Bir kere şunu fark etmek önemli; seyahat ettiğimiz yeni yerlerin popüler, turistik yanlarıyla ilgileniyoruz. Güzel restoranlarda yemekler yiyor, harika manzaralar keşfediyoruz… Ev kiralarına bakmıyoruz ya da trafikte saatler geçiren insanları, sağlık sisteminin bozukluğunu, iş bulma ve geçim zorluğunu, eğitim sisteminin eksikliklerini, güvenlik sorunlarını, vergileri, kısacası iyi olmayan hiçbir şeyi fark etmiyoruz. Çünkü ilgimiz, algımız hep şehrin iyi-güzel yanlarında oluyor. Ne de olsa sadece gezmek, eğlenmek, keyifli anılar biriktirmek için seyahate çıkıyoruz. Ama iş gerçekten orada yaşamaya geldiğinde, o zaman farklı gerçekler bizi karşılayabiliyor. Ve bunlar da genelde pek hoş olmuyor.

Austin TX Realty’nin operasyon müdürü Bailey Moran, konu ile ilgili şöyle bir soru soruyor: “Tropik ada kaçamağı kulağa hoş geliyor ama kasırga mevsimleriyle başa çıkmaya hazır mısınız?” ve aslında bu fantastik taşınma fikrini de çok güzel açıklıyor.

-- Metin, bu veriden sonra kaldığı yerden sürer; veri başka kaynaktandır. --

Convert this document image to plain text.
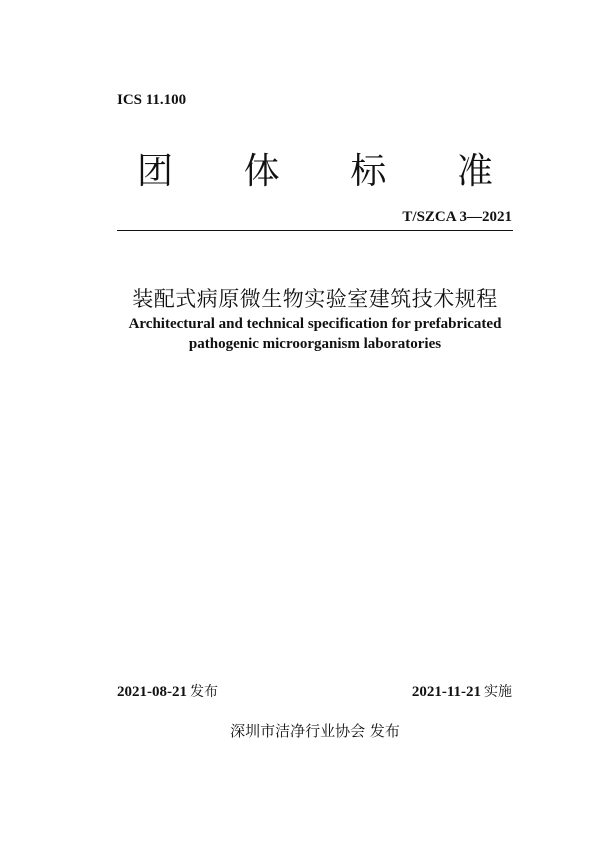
ICS 11.100
团 体 标 准
T/SZCA 3—2021
装配式病原微生物实验室建筑技术规程
Architectural and technical specification for prefabricated
pathogenic microorganism laboratories
2021-08-21 发布	2021-11-21 实施
深圳市洁净行业协会 发布
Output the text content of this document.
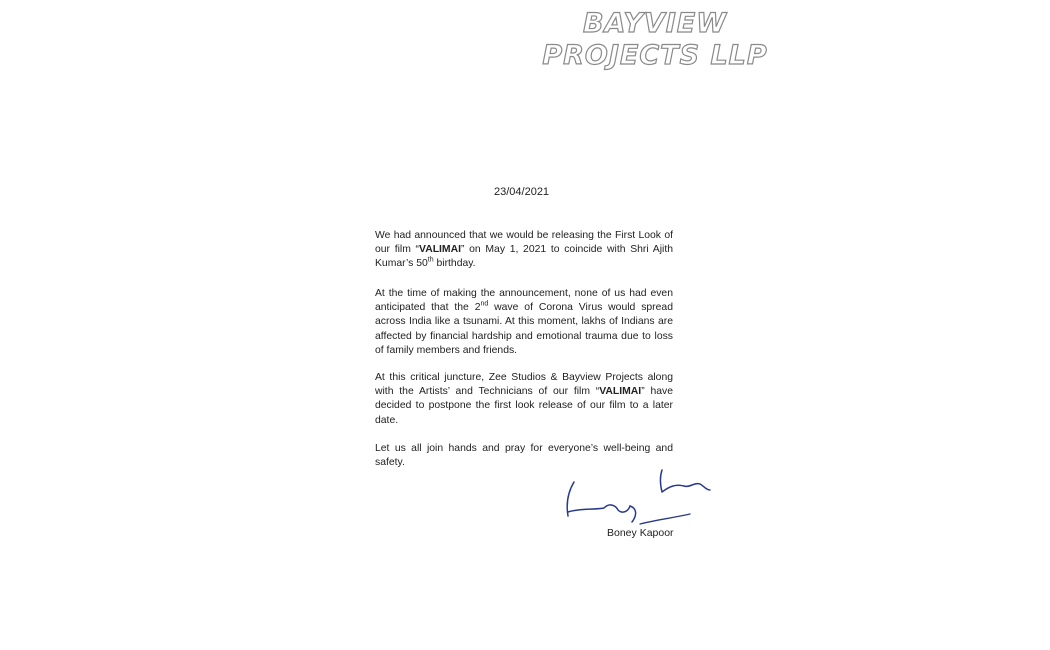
BAYVIEW
PROJECTS LLP
23/04/2021

We had announced that we would be releasing the First Look of our film “VALIMAI” on May 1, 2021 to coincide with Shri Ajith Kumar’s 50th birthday.

At the time of making the announcement, none of us had even anticipated that the 2nd wave of Corona Virus would spread across India like a tsunami. At this moment, lakhs of Indians are affected by financial hardship and emotional trauma due to loss of family members and friends.

At this critical juncture, Zee Studios & Bayview Projects along with the Artists’ and Technicians of our film “VALIMAI” have decided to postpone the first look release of our film to a later date.

Let us all join hands and pray for everyone’s well-being and safety.

Boney Kapoor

Mesela, Venedik, İtalya’nın en gözde şehirlerinden biri ve kesinlikle muazzam güzellikte, romantik, hayran olunası bir yer. Eminiz ki giden herkes, bir anlığına bile olsa orada yaşamayı dilemiştir. Ama bu büyüleyici şehir, yılın önemli bir bölümünde sular altında kalıyor. Ulaşım sağlayabileceğiniz pek fazla alternatif de yok. Yağmur çizmeleri ile sular altında kalmış yolları aşmaya çalışmak tek çare. Buna gerçekten hazır olabilir mi sizce orayı görür görmez aşık olan ve oraya yerleşmeyi dileyen herkes? Gerçekçi olalım; hayır… Her ne kadar Venedik’te yağmur fikri ya da gondolla suların üzerinde salına salına gezmek kulağa çok hoş gelse de kimsenin yılın çoğunu sular altında kalmış bir şehirde zorla yürümeye çalışarak geçirmek isteyeceğini pek sanmıyoruz. Tabii ki her güzelin bir kusuru var… Venedik hala pek çoğumuzun göz bebeği olabilir, ona bir lafımız yok. Ancak, hayali bir taşınma fikri, sürekli sel altında kaldığı gerçeğini göz ardı ediyor olabilir.

Kısacası Venedik, Prag ya da Bora Bora Adası… Hiç fark etmez. Seyahat ederken biriktirdiğimiz güzel anıların yanında, gerçekten orada yaşama deneyimi biraz ‘acı’ kalabilir. Şehrin zorlukları, kültürel farklılıklar, arkadaş edinme süreci, resmi prosedürler, finansal sıkıntılar, trafik ve daha pek çok olumsuzluk, seyahat ederken bayıldığımız şehrin çekiciliğini gölgede bırakabilir. Dolayısıyla, taşınma gibi ciddi bir kararı vermeden önce, seyahat ederken kapılıp gittiğimiz büyülü rüzgarların etkisinden çıkmayı beklemek ve o şehrin tüm yönlerini araştırdıktan ve iyisiyle-kötüsüyle tüm gerçekliklerini öğrendikten sonra bir karar vermek, en iyisi olacaktır.

İlginizi çekebilir: Seyahat tutkusunu evden çıkmadan beslemenin yolları

Kaynak: apartmenttherapy

Uplifers
Kaliteli ve mutlu yaşam koçunuz!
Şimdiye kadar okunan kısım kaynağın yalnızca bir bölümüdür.